The rank and file of the Royal Sappers and Miners carried muskets and bayonets like infantry of the line, and their sergeants the regulation halberd. Horse artillery gunners had sabres of the light dragoon type; but field artillery only very short curved swords, like those of the rifle regiments. The drivers, who were organized as a separate corps, had no weapons at all, in order that their attention might not be distracted from their horses. This seems to have been a very doubtful expedient, leaving them absolutely helpless if attacked by hostile cavalry. It may have originated from the fact that the driver, far into the eighteenth century, had not been a soldier at all, but a “waggoner,” a civilian without uniform or arms. It was only in 1794 that the corps of Artillery Drivers was formed upon this rather unpromising basis.
Regimental Colours
This is probably the place in which mention should be made of the standards under which the army fought.[313] Cavalry banners or guidons had just gone out—if used at all in the Peninsular War, it was only in its first year. Reports from the later years show that all regiments had left them either at their depôt in England, or in some cases at Lisbon. But infantry regiments, with few exceptions, took their flags into the field, as was the custom with their successors down to the last generation. It was only in the 1880’s that they finally ceased to be displayed on active service. The Rifles, always destined to fight in extended order, never had colours, and the regimental annals of some Light Infantry corps (the 68th and 71st) show that for similar reasons they had left their standards behind in England. But this was not the case with all Light Infantry: the famous 43rd and 52nd carried them all through the war.
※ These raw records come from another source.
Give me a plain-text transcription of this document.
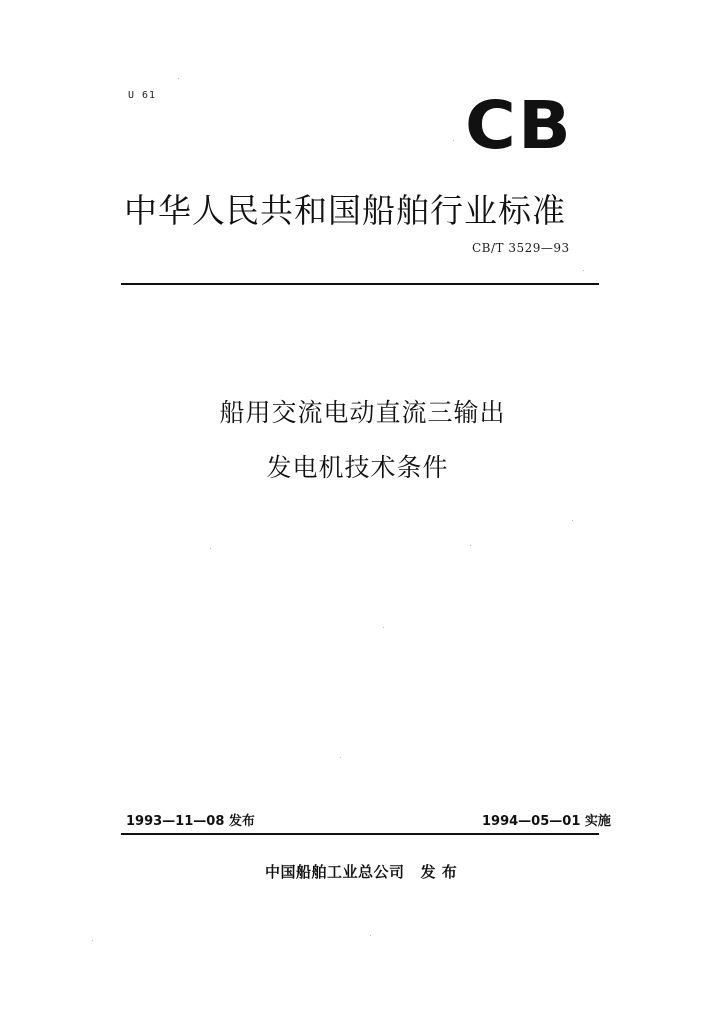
U 61	CB
中华人民共和国船舶行业标准
CB/T 3529—93
船用交流电动直流三输出
发电机技术条件
1993—11—08 发布	1994—05—01 实施
中国船舶工业总公司 发 布
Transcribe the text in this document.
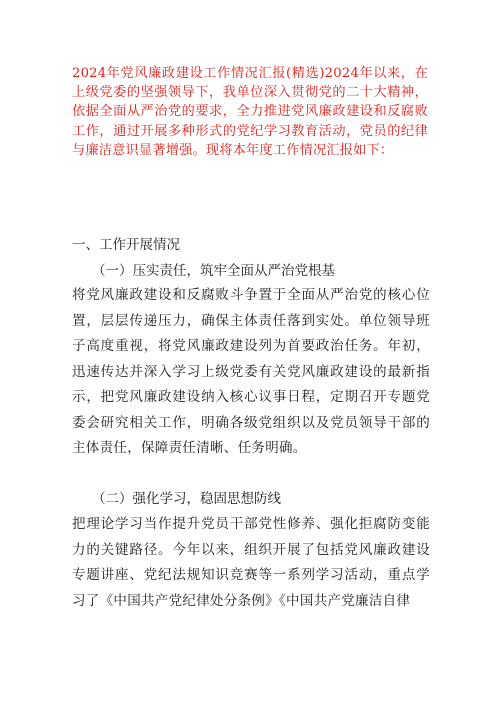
2024年党风廉政建设工作情况汇报(精选)2024年以来，在上级党委的坚强领导下，我单位深入贯彻党的二十大精神，依据全面从严治党的要求，全力推进党风廉政建设和反腐败工作，通过开展多种形式的党纪学习教育活动，党员的纪律与廉洁意识显著增强。现将本年度工作情况汇报如下：

一、工作开展情况

（一）压实责任，筑牢全面从严治党根基

将党风廉政建设和反腐败斗争置于全面从严治党的核心位置，层层传递压力，确保主体责任落到实处。单位领导班子高度重视，将党风廉政建设列为首要政治任务。年初，迅速传达并深入学习上级党委有关党风廉政建设的最新指示，把党风廉政建设纳入核心议事日程，定期召开专题党委会研究相关工作，明确各级党组织以及党员领导干部的主体责任，保障责任清晰、任务明确。

（二）强化学习，稳固思想防线

把理论学习当作提升党员干部党性修养、强化拒腐防变能力的关键路径。今年以来，组织开展了包括党风廉政建设专题讲座、党纪法规知识竞赛等一系列学习活动，重点学习了《中国共产党纪律处分条例》《中国共产党廉洁自律
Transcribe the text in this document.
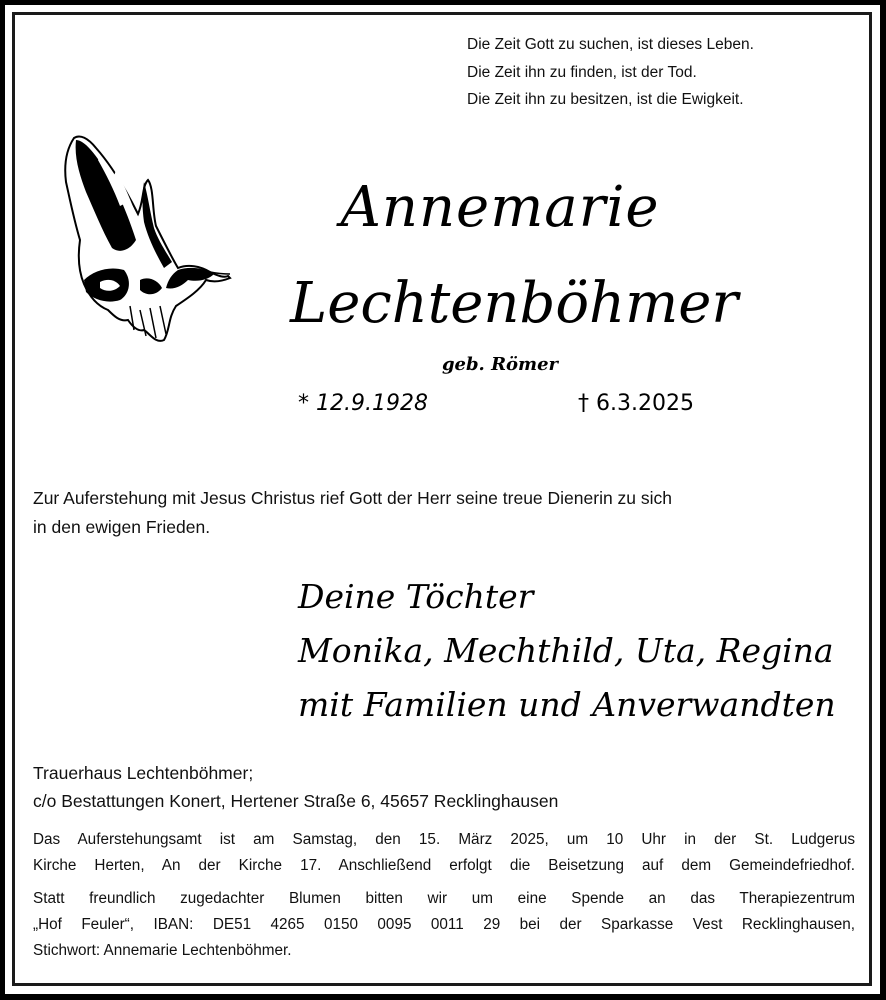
Die Zeit Gott zu suchen, ist dieses Leben.
Die Zeit ihn zu finden, ist der Tod.
Die Zeit ihn zu besitzen, ist die Ewigkeit.
Annemarie
Lechtenböhmer
geb. Römer
* 12.9.1928	† 6.3.2025
Zur Auferstehung mit Jesus Christus rief Gott der Herr seine treue Dienerin zu sich
in den ewigen Frieden.
Deine Töchter
Monika, Mechthild, Uta, Regina
mit Familien und Anverwandten
Trauerhaus Lechtenböhmer;
c/o Bestattungen Konert, Hertener Straße 6, 45657 Recklinghausen
Das Auferstehungsamt ist am Samstag, den 15. März 2025, um 10 Uhr in der St. Ludgerus
Kirche Herten, An der Kirche 17. Anschließend erfolgt die Beisetzung auf dem Gemeindefriedhof.
Statt freundlich zugedachter Blumen bitten wir um eine Spende an das Therapiezentrum
„Hof Feuler“, IBAN: DE51 4265 0150 0095 0011 29 bei der Sparkasse Vest Recklinghausen,
Stichwort: Annemarie Lechtenböhmer.
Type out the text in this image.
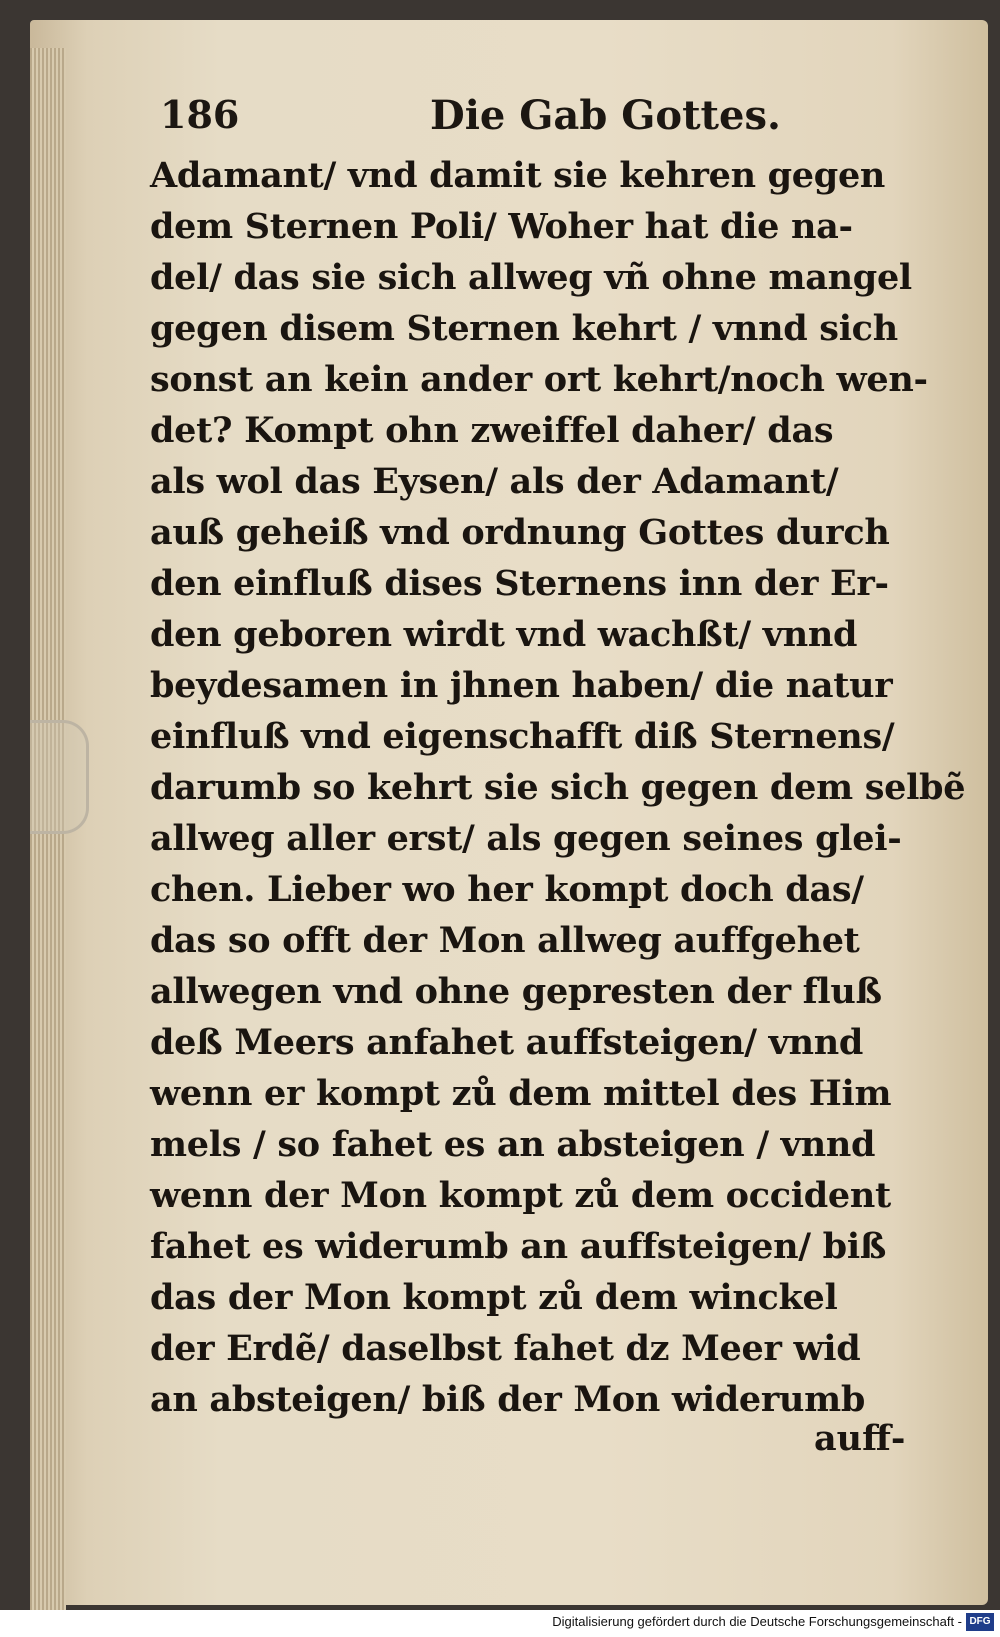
186	Die Gab Gottes.
Adamant/ vnd damit sie kehren gegen
dem Sternen Poli/ Woher hat die na-
del/ das sie sich allweg vñ ohne mangel
gegen disem Sternen kehrt / vnnd sich
sonst an kein ander ort kehrt/noch wen-
det? Kompt ohn zweiffel daher/ das
als wol das Eysen/ als der Adamant/
auß geheiß vnd ordnung Gottes durch
den einfluß dises Sternens inn der Er-
den geboren wirdt vnd wachßt/ vnnd
beydesamen in jhnen haben/ die natur
einfluß vnd eigenschafft diß Sternens/
darumb so kehrt sie sich gegen dem selbẽ
allweg aller erst/ als gegen seines glei-
chen. Lieber wo her kompt doch das/
das so offt der Mon allweg auffgehet
allwegen vnd ohne gepresten der fluß
deß Meers anfahet auffsteigen/ vnnd
wenn er kompt zů dem mittel des Him
mels / so fahet es an absteigen / vnnd
wenn der Mon kompt zů dem occident
fahet es widerumb an auffsteigen/ biß
das der Mon kompt zů dem winckel
der Erdẽ/ daselbst fahet dz Meer wid
an absteigen/ biß der Mon widerumb
auff-
Digitalisierung gefördert durch die Deutsche Forschungsgemeinschaft - DFG
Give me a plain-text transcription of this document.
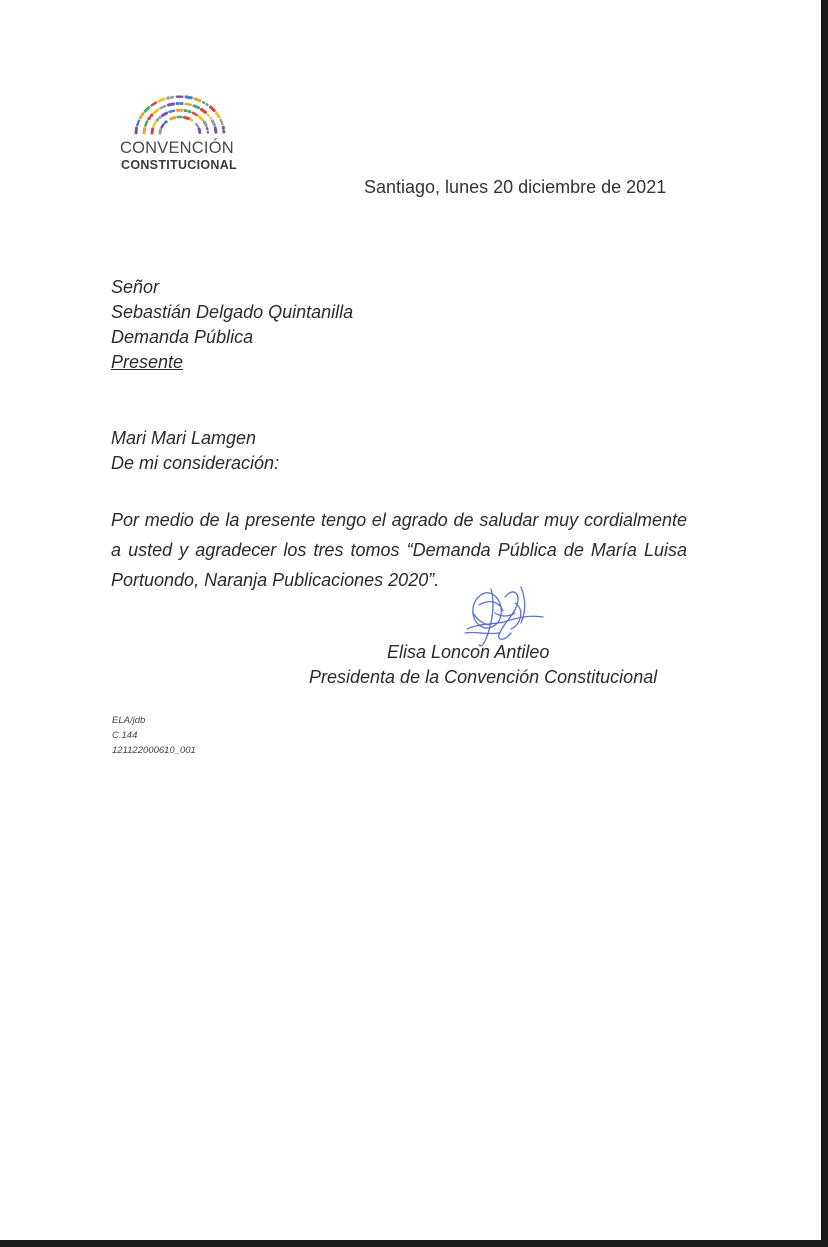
CONVENCIÓN
CONSTITUCIONAL
Santiago, lunes 20 diciembre de 2021
Señor
Sebastián Delgado Quintanilla
Demanda Pública
Presente
Mari Mari Lamgen
De mi consideración:
Por medio de la presente tengo el agrado de saludar muy cordialmente a usted y agradecer los tres tomos “Demanda Pública de María Luisa Portuondo, Naranja Publicaciones 2020”.
Elisa Loncon Antileo
Presidenta de la Convención Constitucional
ELA/jdb
C.144
121122000610_001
Of the two battalion colours the one or “King’s Colour” was a large Union Jack, with the regiment’s number on a shield or medallion, often encompassed with a wreath, and sometimes also with the badge of the corps, when such existed. The second or Regimental colour was of the same hue as the facings of the corps, and only had a small Union Jack in its upper left corner, next the pole. On the plain silk of the main surface of the flag were disposed the number of the regiment, often in a wreath, and its badges and battle-honours, where such existed. Since facings had many hues, the main effect of the two flags was very different, the large Union Jack of the King’s Colour being contrasted with the yellow, green, crimson, or white, etc., of the Regimental Colour.
The colours were borne in battle by the two junior ensigns of the battalion, who had assigned to them for protection several colour-sergeants. It was the duty of these non-commissioned officers to take charge of the flag if the proper bearer were slain or hurt, and in many battles both colours came out of action in sergeants’ hands. The post of colour-sergeant was honourable but dangerous, for the enemy’s fire always beat hardest about the standards in the centre of the battalion line. Sergeant Lawrence of the 40th notes, in his simple diary, that at Waterloo he was ordered to the colours late in the day, because both the ensigns and all the colour-sergeants had been hit. “Though used to warfare as any one, this was a job I did not like. There had been before me that day fourteen sergeants already killed or wounded around them, and both staff and colours were almost cut to pieces.”[314] This was, of course, very exceptional carnage; but the posts of junior ensign and colour-sergeant were always exceptionally dangerous.
CHAPTER XIX
THE COMMISSARIAT
As I have already had occasion to remark, when dealing with the central organization of the Peninsular Army, of all the departments which had their representatives at Head Quarters that which was under the charge of the Commissary-General was the most important.[315] It is not too much to say that, when the long struggle began, the whole future of the war depended on whether the hastily organized and inexperienced Commissariat Department could enable Wellington to keep his army concentrated, and to move it freely in any direction.
Spain and Portugal are countries where large armies cannot be supplied from local resources, except in a few favoured districts. Any attempt to live on requisitions was bound to fail in the end, as the French realized to their sorrow, after a long series of endeavours to subsist on the countryside in the Peninsula, as they were wont to do in Italy or Germany. Wellington from the first forbade it, and resolved that the main dependence of the troops must be on regular stores brought up from the base of operations. Requisitions were only a subsidiary resource; they could only be made by an authorized commissary, and must be paid for at once. It was his misfortune that specie was often not forthcoming, and the payments had to be made by Treasury orders or other paper, which the peasants who received them found hard to negotiate. But payment in some form was always made.